“Everyone perceives themselves differently.”

I usually start a blog post with some kind of relevant lyric from an artist, but today I’m giving it a title that’s a quote I live by, almost religiously.

Look at yourself in the mirror, what do you see? Most likely, you’ll concentrate on your appearance at first. You’ll notice your flaws, the round cheeks that looks like you’ve had a severe dental operation, the way your eyes aren’t rounded and big and beautiful, they aren’t even big enough to fit your rounded face. You’ll notice the black bags under your eyes, your long nose, maybe you’ll see that your hair isn’t even cut the way you want it to be. The fringe doesn’t go the way you want it to, you’ve got a cowlick in the most unattractive place, it’s got no volume and looks frail and weak. Perhaps you’ll pick up on your blemished skin, filled with scarring, freckles, spots and you’ll think to yourself “it doesn’t even look alright from a distance.”

Go deeper. You’ll see that you’re just annoying, you’re not even funny unless it’s making a fool out of yourself. You’re constantly building defense mechanisms to save yourself the trouble of getting offended, thinking to yourself that if you make fun of your weight that you can’t get offended if other people will. You’ll treat it as acceptance, but when you really think about it, you’re just as unhappy as you started off to be. You’re jealous, overbearing and clingy, even when you try not to be. But that’s just it, you try too hard to be someone – something – that other people want you to be. You try to be a person that people want to interact with and be around.

Stop, you see flaws in yourself that only you can see. And you can only see them because you concentrate on them. The scarring on your face isn’t unattractive, it makes you human. The black bags under your eyes doesn’t make you unattractive it makes you human. You’re not annoying, everyone just has their own lives going on around them. Maybe they’ve got jobs, they’re in some sort of education, they’re reading or book or just simply lazing around and not wanting to speak to anyone much today. You get those days too, right? Sure, everyone does.

Everyone perceives themselves differently. A person might walk into your life and place you so high on a pedestal that they can barely even see you anymore, but you’ll never accept that. You’ll never take their kind words of being beautiful. Why? Because you’re human. 

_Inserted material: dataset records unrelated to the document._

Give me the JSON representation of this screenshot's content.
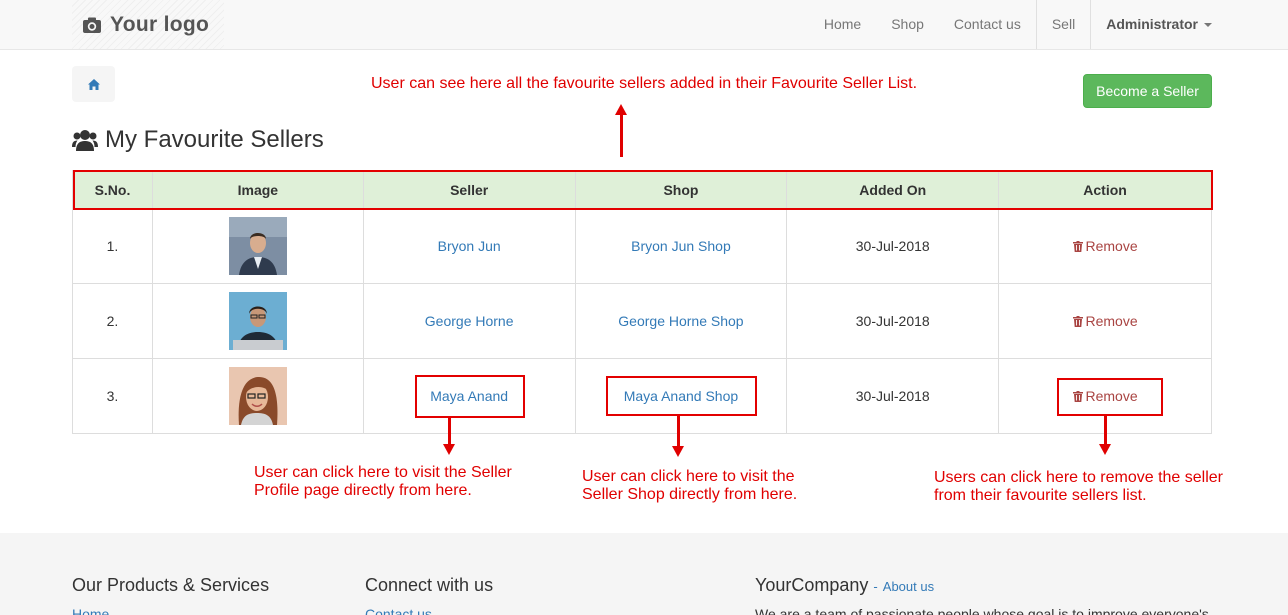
{
  "navbar": {
    "logo_text": "Your logo",
    "links": [
      "Home",
      "Shop",
      "Contact us"
    ],
    "sell": "Sell",
    "user": "Administrator"
  },
  "actions": {
    "become_seller": "Become a Seller"
  },
  "page": {
    "title": "My Favourite Sellers"
  },
  "table": {
    "headers": [
      "S.No.",
      "Image",
      "Seller",
      "Shop",
      "Added On",
      "Action"
    ],
    "rows": [
      {
        "sno": "1.",
        "seller": "Bryon Jun",
        "shop": "Bryon Jun Shop",
        "added_on": "30-Jul-2018",
        "action": "Remove"
      },
      {
        "sno": "2.",
        "seller": "George Horne",
        "shop": "George Horne Shop",
        "added_on": "30-Jul-2018",
        "action": "Remove"
      },
      {
        "sno": "3.",
        "seller": "Maya Anand",
        "shop": "Maya Anand Shop",
        "added_on": "30-Jul-2018",
        "action": "Remove"
      }
    ]
  },
  "annotations": {
    "top": "User can see here all the favourite sellers added in their Favourite Seller List.",
    "seller_l1": "User can click here to visit the Seller",
    "seller_l2": "Profile page directly from here.",
    "shop_l1": "User can click here to visit the",
    "shop_l2": "Seller Shop directly from here.",
    "remove_l1": "Users can click here to remove the seller",
    "remove_l2": "from their favourite sellers list."
  },
  "footer": {
    "col1_title": "Our Products & Services",
    "col1_link": "Home",
    "col2_title": "Connect with us",
    "col2_link": "Contact us",
    "col3_title": "YourCompany",
    "col3_about": "About us",
    "col3_text": "We are a team of passionate people whose goal is to improve everyone's"
  },
  "colors": {
    "accent": "#337ab7",
    "success": "#5cb85c",
    "danger": "#a94442",
    "annotation": "#e00000",
    "table_header": "#dff0d8"
  }
}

Everyone has their own insecurities. Sure, some flaws are easily changeable. It may not seem it at the time, but sit yourself down and ask yourself how it’s affecting you. Would it be easier for that jealous, overbearing and clingy version of yourself to simply disappear, so that you can concentrate on being happy and comfortable? More than likely. Take a step back, concentrate on yourself and do some you-time. Read a book, watch a movie or even sit there in absolute silence whilst staring at the four walls around you and realise what it is in your life that you want the most.

When you let your insecurities become you, is when you start to fall into a downhill spiral of self-loathing. Get up, get out and realise that hey, you’re not that terrible of a person anyway.